The overall problem is that global agreement in an operating system like Linux is expensive. While it would have shocked his 50-years-ago self, it turns out that the speed of light is too slow and atoms are too big; those things are causing massive problems in concurrent software these days. The way that is handled by RCU is to synchronize both in time and in space, he said. The core RCU API is split into two sets of temporal and spatial calls. RCU is a way to allow readers of a data structure to continue working with it while an updater makes a change; RCU is most often used with linked lists of various sorts.

He showed a slide with four quadrants that described how RCU works on the temporal side. The basic idea is that readers call rcu_read_lock() before they read the data and rcu_read_unlock() after they are done. That allows an updater to remove the locked data, so long as it calls synchronize_rcu() (or receives the callback it set up with call_rcu()) before it actually frees it. The old data may still be in use by a reader, but RCU guarantees that all readers have unlocked it before it will return from synchronize_rcu(). The four quadrants show the possible orderings of a reader's lock/unlock and an updater's removal of the data, synchronize_rcu(), and the freeing of the old data. The one that could lead to serious misbehavior, where the removal is done after the lock and the freeing of the old memory is done before the unlock, is prevented by RCU. If that actually happens, it is a bug in RCU, he said.

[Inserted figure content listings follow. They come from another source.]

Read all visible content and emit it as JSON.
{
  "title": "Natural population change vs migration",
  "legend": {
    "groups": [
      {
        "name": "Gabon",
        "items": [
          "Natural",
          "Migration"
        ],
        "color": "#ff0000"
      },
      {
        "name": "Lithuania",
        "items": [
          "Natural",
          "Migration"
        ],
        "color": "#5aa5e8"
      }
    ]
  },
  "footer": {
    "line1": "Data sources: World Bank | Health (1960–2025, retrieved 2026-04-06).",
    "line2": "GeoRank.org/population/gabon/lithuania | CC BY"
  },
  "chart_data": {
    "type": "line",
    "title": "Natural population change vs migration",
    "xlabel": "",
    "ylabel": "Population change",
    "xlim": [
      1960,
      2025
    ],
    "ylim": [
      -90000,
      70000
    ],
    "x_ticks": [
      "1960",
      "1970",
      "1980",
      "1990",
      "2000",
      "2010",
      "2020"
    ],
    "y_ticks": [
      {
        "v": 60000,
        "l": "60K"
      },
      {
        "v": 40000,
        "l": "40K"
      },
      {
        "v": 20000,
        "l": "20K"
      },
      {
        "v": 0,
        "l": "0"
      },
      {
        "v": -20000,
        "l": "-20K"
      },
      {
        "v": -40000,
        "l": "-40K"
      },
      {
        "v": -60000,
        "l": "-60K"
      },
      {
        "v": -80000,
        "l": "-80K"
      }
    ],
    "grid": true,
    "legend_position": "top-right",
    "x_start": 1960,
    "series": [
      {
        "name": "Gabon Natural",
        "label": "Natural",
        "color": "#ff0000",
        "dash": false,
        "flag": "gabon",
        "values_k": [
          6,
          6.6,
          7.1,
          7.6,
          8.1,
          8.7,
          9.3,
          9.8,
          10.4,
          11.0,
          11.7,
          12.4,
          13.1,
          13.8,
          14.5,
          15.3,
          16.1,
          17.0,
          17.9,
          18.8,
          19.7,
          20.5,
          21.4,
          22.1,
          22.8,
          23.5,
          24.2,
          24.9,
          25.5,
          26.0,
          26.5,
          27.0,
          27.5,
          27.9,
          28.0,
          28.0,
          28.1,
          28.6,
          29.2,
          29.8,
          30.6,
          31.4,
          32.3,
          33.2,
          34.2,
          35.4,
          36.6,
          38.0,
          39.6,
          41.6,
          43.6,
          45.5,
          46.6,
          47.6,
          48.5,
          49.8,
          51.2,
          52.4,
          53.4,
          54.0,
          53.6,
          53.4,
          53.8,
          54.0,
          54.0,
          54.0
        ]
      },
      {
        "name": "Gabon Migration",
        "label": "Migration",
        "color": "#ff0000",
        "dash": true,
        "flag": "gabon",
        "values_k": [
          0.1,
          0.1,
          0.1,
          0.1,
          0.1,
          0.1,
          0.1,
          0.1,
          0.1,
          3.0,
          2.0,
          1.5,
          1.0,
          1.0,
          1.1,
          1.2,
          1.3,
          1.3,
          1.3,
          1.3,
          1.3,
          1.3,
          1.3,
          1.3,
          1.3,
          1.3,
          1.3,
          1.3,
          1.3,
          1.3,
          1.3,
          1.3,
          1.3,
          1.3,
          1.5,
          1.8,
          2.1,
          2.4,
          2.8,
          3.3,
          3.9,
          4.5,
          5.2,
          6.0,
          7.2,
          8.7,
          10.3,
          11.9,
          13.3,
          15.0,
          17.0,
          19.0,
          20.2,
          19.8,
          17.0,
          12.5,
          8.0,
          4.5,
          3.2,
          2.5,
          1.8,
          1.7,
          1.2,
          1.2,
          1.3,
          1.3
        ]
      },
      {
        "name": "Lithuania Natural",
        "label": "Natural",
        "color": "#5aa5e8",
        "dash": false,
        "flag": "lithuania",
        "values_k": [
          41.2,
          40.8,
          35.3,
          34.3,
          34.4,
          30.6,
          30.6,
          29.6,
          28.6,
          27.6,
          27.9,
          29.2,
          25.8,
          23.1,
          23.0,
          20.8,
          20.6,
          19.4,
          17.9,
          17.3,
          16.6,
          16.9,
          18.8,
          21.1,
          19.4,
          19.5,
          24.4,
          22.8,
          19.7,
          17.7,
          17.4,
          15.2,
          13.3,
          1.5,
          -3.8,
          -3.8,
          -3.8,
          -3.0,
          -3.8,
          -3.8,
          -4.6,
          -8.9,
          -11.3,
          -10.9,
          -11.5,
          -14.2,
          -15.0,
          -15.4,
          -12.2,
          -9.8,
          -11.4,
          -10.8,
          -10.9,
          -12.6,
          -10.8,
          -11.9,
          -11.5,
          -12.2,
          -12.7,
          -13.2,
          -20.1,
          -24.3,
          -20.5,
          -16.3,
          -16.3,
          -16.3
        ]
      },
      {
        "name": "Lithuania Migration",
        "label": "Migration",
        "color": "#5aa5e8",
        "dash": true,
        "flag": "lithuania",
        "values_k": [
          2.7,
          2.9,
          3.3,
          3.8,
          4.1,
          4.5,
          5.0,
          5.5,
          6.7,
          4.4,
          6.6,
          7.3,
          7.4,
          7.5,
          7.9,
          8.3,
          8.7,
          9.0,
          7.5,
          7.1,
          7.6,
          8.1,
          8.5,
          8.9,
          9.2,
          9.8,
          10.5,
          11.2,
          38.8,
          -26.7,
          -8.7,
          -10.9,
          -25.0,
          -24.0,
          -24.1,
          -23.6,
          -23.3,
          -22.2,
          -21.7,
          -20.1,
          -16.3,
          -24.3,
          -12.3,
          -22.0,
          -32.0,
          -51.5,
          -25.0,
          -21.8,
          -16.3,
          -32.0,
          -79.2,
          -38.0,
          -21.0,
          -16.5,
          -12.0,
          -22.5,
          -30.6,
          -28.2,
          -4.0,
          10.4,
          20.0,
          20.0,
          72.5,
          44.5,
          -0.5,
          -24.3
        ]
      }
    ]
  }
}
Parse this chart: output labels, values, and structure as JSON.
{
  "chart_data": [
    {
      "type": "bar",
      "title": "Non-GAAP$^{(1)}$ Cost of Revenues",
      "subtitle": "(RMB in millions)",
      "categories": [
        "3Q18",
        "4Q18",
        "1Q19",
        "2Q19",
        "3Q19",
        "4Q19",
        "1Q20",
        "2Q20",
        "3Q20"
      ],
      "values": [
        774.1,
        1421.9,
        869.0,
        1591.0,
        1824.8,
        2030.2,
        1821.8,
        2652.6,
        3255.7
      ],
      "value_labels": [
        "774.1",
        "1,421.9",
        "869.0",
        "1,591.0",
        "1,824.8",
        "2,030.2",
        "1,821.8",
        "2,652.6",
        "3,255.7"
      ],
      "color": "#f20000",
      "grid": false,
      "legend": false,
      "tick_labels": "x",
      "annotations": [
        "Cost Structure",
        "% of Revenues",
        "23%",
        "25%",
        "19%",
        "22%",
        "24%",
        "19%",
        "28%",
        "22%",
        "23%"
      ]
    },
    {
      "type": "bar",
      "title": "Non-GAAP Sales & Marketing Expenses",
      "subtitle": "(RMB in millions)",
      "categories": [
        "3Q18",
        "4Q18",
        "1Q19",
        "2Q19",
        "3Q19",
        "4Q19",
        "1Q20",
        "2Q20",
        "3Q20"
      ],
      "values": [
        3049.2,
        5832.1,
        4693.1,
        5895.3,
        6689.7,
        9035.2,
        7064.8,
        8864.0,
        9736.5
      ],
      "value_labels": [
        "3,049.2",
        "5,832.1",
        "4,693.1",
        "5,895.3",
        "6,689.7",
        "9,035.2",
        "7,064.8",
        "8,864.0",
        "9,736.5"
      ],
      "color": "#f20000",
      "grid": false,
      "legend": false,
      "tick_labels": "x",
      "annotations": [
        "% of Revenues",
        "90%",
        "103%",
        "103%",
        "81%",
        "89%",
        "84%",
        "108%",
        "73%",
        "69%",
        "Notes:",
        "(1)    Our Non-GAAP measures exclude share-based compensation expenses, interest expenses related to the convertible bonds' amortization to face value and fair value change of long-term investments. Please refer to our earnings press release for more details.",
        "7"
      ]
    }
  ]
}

He also looked at the global agreement cost, contrasting the use of a reader-writer lock with that of RCU. When an updater wants to change the data using a reader-writer lock, there is a period of time before that lock has propagated to each of the readers, then the update can be done, but there is another lag waiting for that update to reach all of the readers. During all of that time, the readers are stalled waiting to be able to read again. Using RCU, that same time period is no longer wasted. Readers can continue, possibly with an outdated version of the data, while updaters just need to wait until the end of the grace period to ensure that all subsequent readers will see the new data.

He showed some graphs to explain why the complexity of RCU is tolerated. RCU performs better than a reader-writer lock and it scales a lot better as the number of threads goes up. In addition, the shorter the critical section and the more CPUs there are, the better RCU looks, he said. RCU can also prevent some deadlocks.

More information about RCU can be found in the LWN kernel index entry for RCU. A good starting point is "The RCU API, 2019 edition".

Changes

That ended his "full-speed review of RCU". He put up a list of eight changes to RCU that he wanted to talk about; he would guess at which of those were the most important to the audience and dig into them a bit deeper. He began with flavor consolidation.

One day back in 2018, he got an email from Linus Torvalds, with a CC to security@kernel.org, that described an exploit in a use case of RCU. The problem was that the readers were using the *_sched() flavor for locking, but the updater was using synchronize_rcu() (instead of synchronize_sched()). In Linux 4.19 and earlier, the flavors needed to be matched up. The resulting bug was somehow used to cause a use-after-free, leading to the exploit.

Torvalds asked if there was a way to deal with this problem; the way to do so is to make synchronize_rcu() work for all of the flavors. McKenney said that it took "about a year of my life to make it happen", but it solves the problem except for one little thing: if you need to backport something to 4.19 or earlier. Amir Goldstein asked: "does that mean we have a booby trap now?" McKenney agreed that it was, but that there is a "'get out of jail free' card" with synchronize_rcu_mult(); it can be called in those earlier kernels and gets passed the various flavors of call_rcu() that are being used. It will chain calls to each of those and wait for all of them before returning, which emulates the more recent version of synchronize_rcu() at the cost of some additional latency.

In 5.4, Joel Fernandez added lockdep support to list_for_each_entry_rcu() (and the hlist_* variant). Those calls can take an optional lockdep expression, which removed the need for more variants of those calls in the API.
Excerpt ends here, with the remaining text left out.